The doctrine of islam is the teachings of koran. If you ask any muslim a specific, straight forward question like this, “Do you believe the koran is the perfect word of god?” be prepared for the fundamentalist answer: “Yes.” This answer does not come only from some fringe element, some extreme radical group of the religion, but the mainstream, from the average muslim. If pressed about what constitutes the difference between a good muslim and a poor one, you will find out from the muslim that how closely the koran is followed determines this status. Why we delude ourselves to think that there will be some maturation of this mainstream fundamentalist thinking with exposure to western secular values is simply as mystifying as it is foolish and dangerous. (The latest evidence is from a trio of high school graduates – who classmates describe as normal and nice and typical – from London, ON who converted to islam, and then participated in mass murder in an attack on gas workers in Algeria.) The motivating factor for this travesty of misdirected young lives was islam. It was not New Atheists!

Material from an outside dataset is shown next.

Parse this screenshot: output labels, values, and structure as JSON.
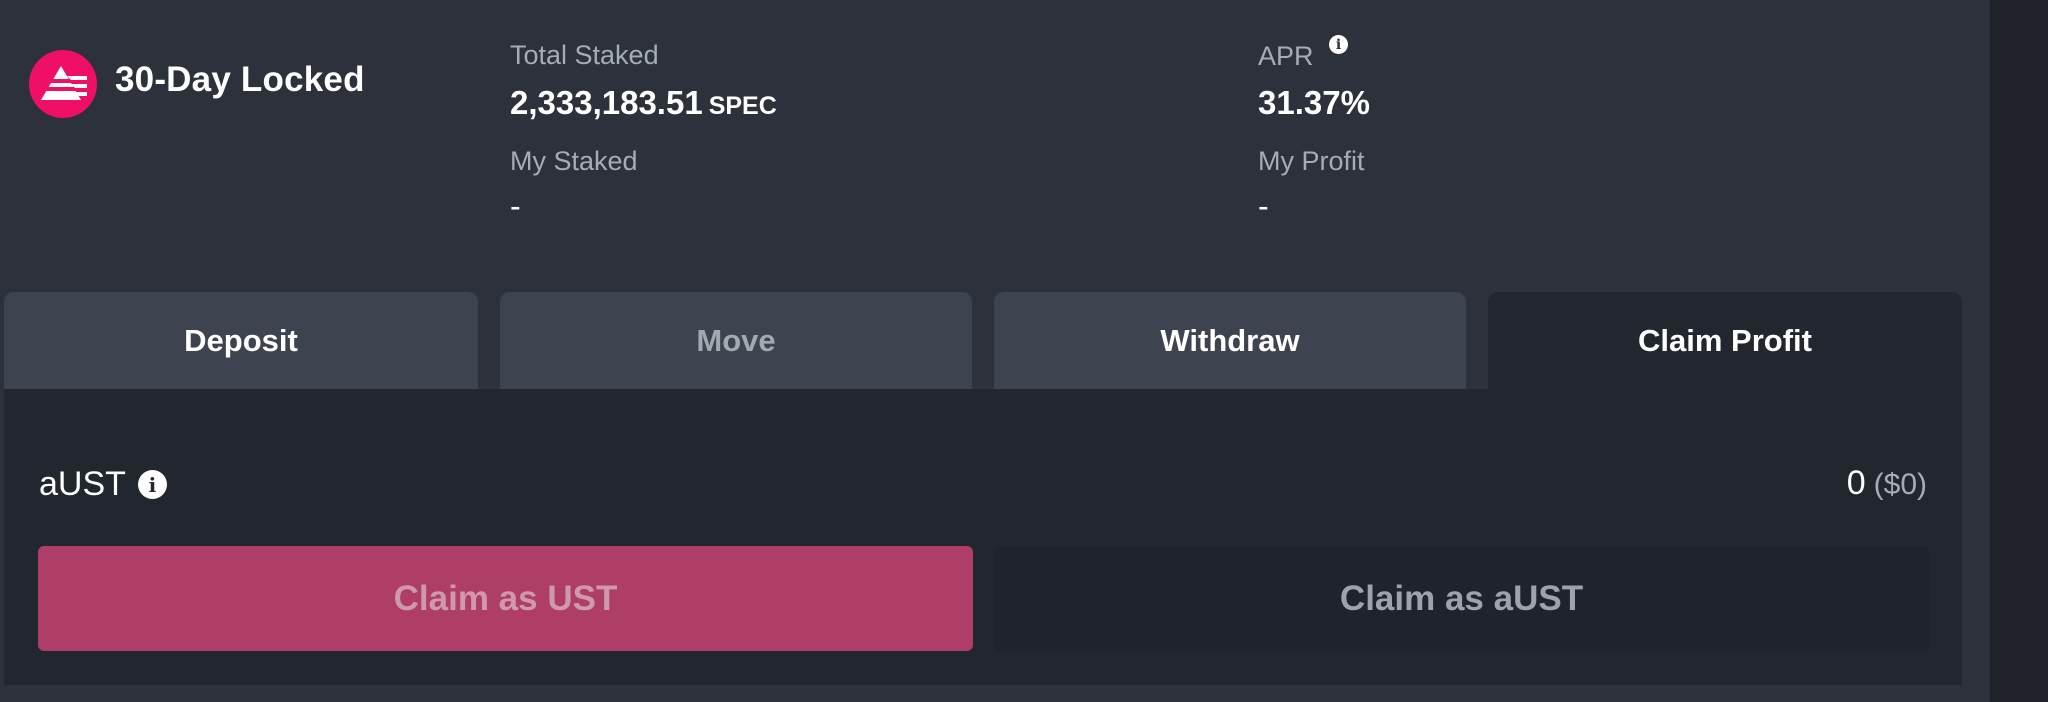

Those muslims who speak publicly about the evolution of the religion from its violent origins to become what it is not, namely, a tolerant, moderate, living doctrine that respects the rights and freedoms of its members similar to liberalized christianity and judaism, are not speaking on behalf of the religion as good muslims and they know it. The listener – eager to show common cause in the name of secular values like tolerance and respect for the beliefs of others – is ripe for the picking. Such muslims who speak publicly about islam, as if it were an equivalently tolerant religion to those who wish it were, are not moderate muslims at all and do not represent the majority: they are poor muslims by definition… unless they are lying to your face in order to promote by stealth the advancement of islam and shari’a into the public domain. This technique is called taqiyya (for anyone unaware of its religious approval) and it describes why and on what koranic authority this intentional deceit (that fools well meaning but gullible people in secular democracies) is the right thing to do for a good muslim!

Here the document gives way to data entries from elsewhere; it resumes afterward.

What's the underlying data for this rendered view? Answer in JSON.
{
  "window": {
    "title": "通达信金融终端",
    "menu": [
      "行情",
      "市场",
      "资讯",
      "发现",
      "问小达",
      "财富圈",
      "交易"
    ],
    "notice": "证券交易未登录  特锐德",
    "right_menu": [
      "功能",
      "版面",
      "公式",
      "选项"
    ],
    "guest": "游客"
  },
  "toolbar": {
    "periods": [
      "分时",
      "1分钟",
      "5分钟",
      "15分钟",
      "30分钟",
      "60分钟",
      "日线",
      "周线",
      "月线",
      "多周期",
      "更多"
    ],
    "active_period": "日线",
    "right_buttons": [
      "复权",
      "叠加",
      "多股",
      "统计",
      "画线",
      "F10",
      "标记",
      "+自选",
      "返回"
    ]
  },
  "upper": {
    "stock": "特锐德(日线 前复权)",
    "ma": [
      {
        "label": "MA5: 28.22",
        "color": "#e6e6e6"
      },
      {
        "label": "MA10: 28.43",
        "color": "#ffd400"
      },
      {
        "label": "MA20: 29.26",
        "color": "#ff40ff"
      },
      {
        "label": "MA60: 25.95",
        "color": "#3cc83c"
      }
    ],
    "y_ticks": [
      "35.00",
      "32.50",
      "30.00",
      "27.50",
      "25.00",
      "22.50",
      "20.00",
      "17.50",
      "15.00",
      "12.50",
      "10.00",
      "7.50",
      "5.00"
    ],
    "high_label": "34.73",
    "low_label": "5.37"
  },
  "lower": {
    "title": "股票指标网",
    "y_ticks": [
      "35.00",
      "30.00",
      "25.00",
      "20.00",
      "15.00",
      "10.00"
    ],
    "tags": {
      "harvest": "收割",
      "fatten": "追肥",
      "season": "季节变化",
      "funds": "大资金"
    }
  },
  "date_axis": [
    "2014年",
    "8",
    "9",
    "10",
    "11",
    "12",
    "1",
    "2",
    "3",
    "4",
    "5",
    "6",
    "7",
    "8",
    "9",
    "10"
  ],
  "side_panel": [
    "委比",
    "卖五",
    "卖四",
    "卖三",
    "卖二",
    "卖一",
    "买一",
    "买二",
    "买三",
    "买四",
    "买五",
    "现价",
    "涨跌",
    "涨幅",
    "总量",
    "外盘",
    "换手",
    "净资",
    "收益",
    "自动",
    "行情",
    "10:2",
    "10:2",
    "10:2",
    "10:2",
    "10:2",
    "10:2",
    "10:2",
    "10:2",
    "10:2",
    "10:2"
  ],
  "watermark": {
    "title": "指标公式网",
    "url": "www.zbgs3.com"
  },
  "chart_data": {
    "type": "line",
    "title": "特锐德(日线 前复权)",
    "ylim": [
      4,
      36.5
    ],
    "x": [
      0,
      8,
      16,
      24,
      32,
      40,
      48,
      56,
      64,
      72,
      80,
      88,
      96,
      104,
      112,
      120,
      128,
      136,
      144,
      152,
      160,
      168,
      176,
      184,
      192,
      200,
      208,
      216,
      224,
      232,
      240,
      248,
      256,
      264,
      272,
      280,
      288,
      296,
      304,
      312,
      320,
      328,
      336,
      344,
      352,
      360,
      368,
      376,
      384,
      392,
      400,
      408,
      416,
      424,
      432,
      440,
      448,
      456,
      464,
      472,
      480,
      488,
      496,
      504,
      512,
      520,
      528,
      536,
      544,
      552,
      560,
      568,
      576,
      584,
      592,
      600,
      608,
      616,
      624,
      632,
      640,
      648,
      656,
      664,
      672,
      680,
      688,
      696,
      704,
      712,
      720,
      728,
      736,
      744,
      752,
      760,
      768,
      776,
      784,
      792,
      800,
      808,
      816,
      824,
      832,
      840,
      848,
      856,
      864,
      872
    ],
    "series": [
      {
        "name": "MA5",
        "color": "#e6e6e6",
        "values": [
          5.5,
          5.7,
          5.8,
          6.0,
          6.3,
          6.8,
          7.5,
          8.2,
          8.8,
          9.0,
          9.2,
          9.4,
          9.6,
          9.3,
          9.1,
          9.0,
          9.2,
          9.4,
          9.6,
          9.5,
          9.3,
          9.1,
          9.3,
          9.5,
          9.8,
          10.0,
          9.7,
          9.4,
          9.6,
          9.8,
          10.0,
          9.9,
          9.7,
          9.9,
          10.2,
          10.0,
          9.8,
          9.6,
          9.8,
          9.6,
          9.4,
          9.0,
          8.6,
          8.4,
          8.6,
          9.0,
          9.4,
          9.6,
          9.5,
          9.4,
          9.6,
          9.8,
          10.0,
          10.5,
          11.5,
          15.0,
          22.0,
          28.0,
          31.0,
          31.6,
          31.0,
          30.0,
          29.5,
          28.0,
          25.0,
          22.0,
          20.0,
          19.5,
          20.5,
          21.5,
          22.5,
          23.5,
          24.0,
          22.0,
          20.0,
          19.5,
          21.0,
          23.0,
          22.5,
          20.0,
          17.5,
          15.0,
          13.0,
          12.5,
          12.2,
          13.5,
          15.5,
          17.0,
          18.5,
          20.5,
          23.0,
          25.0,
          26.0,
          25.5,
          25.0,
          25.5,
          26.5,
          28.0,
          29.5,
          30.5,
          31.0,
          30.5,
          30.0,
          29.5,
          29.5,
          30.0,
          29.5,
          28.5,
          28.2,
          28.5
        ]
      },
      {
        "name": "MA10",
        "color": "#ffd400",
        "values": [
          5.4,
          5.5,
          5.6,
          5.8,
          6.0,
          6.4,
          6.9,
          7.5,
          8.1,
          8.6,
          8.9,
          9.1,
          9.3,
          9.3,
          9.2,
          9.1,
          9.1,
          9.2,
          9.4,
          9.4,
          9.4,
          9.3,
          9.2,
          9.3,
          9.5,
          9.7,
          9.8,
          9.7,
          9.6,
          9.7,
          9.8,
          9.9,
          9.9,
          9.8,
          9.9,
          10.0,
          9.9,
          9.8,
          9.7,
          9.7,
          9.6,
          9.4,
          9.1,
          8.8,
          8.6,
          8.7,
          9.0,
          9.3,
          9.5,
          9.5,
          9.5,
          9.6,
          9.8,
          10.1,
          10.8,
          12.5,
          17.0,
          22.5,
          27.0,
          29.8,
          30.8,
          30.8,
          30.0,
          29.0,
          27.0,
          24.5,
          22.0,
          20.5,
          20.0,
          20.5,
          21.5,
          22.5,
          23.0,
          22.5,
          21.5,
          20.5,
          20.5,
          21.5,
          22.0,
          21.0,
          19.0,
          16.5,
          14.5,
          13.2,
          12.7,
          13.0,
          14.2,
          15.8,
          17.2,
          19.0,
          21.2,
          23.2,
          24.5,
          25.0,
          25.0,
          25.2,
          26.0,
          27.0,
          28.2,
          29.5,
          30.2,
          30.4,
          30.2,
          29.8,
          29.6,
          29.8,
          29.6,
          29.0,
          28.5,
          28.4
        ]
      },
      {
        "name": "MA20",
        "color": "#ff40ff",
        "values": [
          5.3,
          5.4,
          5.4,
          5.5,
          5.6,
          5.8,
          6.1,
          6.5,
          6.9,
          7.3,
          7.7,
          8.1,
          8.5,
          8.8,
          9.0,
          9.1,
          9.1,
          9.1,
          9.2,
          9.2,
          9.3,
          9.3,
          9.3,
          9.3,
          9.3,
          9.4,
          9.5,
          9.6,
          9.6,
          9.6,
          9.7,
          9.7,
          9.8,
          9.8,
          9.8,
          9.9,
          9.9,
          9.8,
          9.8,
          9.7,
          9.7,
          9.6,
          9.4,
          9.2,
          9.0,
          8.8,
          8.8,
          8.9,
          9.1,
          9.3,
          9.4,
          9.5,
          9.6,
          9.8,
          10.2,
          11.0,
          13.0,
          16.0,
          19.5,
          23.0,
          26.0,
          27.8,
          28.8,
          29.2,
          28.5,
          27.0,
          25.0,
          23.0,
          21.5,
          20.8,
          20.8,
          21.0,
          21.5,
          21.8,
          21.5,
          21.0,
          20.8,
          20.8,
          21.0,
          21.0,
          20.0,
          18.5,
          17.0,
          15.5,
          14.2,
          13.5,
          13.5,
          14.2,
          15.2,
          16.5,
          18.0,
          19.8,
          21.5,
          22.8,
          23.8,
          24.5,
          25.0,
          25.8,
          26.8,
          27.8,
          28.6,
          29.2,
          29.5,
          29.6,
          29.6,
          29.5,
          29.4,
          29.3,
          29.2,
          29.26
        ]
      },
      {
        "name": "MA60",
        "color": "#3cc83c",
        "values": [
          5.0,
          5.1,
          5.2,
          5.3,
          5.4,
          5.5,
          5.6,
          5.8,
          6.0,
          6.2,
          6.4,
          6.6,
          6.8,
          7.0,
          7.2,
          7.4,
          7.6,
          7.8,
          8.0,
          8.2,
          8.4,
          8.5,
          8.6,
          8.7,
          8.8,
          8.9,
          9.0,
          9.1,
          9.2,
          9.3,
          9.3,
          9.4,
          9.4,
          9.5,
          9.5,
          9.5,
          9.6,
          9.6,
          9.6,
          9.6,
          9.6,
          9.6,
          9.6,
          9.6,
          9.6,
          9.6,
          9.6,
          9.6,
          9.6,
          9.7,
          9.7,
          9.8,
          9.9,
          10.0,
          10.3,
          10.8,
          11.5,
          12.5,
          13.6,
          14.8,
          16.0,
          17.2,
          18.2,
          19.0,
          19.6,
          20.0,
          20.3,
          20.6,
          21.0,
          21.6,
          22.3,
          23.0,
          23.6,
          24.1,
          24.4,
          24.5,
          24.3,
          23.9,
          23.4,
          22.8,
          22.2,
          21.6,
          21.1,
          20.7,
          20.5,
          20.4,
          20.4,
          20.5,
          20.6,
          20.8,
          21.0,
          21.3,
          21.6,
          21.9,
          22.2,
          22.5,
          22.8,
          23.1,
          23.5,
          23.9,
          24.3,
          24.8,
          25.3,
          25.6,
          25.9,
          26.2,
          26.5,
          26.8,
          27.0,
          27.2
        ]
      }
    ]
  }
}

At the end of the day, the point of the doctrine of islam is to live a godly life, and by faith this means living under god’s law, which is not compatible with either the secular principles of tolerance and respect showered on its adherents in the West. This law is shari’a and it is incompatible in authority with your individual rights of autonomy, your individual freedoms for legal equality, your secular principles of tolerating and accommodating religious differences, your allegiance to your nation. Shari’a is incompatible with the foundational principles of western liberal secular democracies. These are the facts and not some imaginary racist assertions meant to to slander.

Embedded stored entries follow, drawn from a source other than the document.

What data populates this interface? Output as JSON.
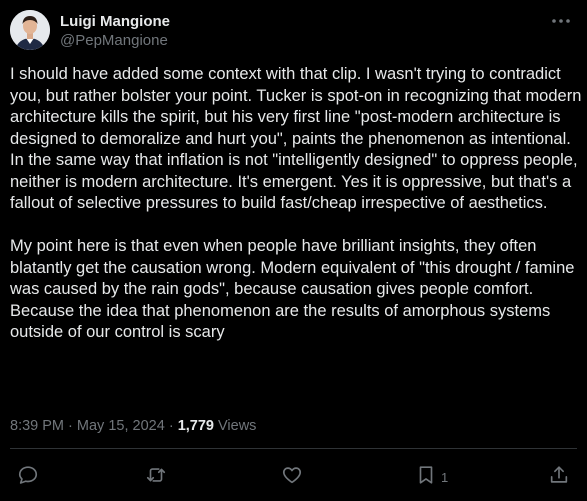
{
  "author": {
    "display_name": "Luigi Mangione",
    "handle": "@PepMangione"
  },
  "tweet": {
    "paragraph_1": "I should have added some context with that clip. I wasn't trying to contradict you, but rather bolster your point. Tucker is spot-on in recognizing that modern architecture kills the spirit, but his very first line \"post-modern architecture is designed to demoralize and hurt you\", paints the phenomenon as intentional. In the same way that inflation is not \"intelligently designed\" to oppress people, neither is modern architecture. It's emergent. Yes it is oppressive, but that's a fallout of selective pressures to build fast/cheap irrespective of aesthetics.",
    "paragraph_2": "My point here is that even when people have brilliant insights, they often blatantly get the causation wrong. Modern equivalent of \"this drought / famine was caused by the rain gods\", because causation gives people comfort. Because the idea that phenomenon are the results of amorphous systems outside of our control is scary"
  },
  "meta": {
    "time": "8:39 PM",
    "date": "May 15, 2024",
    "separator": "·",
    "views_count": "1,779",
    "views_label": "Views"
  },
  "actions": {
    "bookmarks_count": "1"
  },
  "icons": {
    "more": "more-horizontal-icon",
    "reply": "reply-icon",
    "retweet": "retweet-icon",
    "like": "like-icon",
    "bookmark": "bookmark-icon",
    "share": "share-icon"
  },
  "colors": {
    "background": "#000000",
    "text": "#e7e9ea",
    "secondary": "#71767b",
    "divider": "#2f3336"
  }
}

But don’t take my word for. Find out for yourself (first by reading and then by asking real muslims) why claims about the peacefulness of the religion of islam are not true in practice by good muslims. Ask about their interpretation about the  verse of the sword, the one used to overturn all the previous koranic claims about promoting peace and love, when defending the faith (or watch a short video about it here). Find out for yourself why islam and shari’a are not like the doctrines of any other liberalized religion but stand firmly against any social advancement past the seventh century morality that has been encoded in the koran. Check out ongoing violence done in the name of islam and ask yourself how and why this is any different from other religions. In other words, stop pretending that tolerating and respecting freedom of religion means that it is only right and proper for you to respect islam. By doing so, you are threatening the very values of tolerance and respect you are self-righteously exercising!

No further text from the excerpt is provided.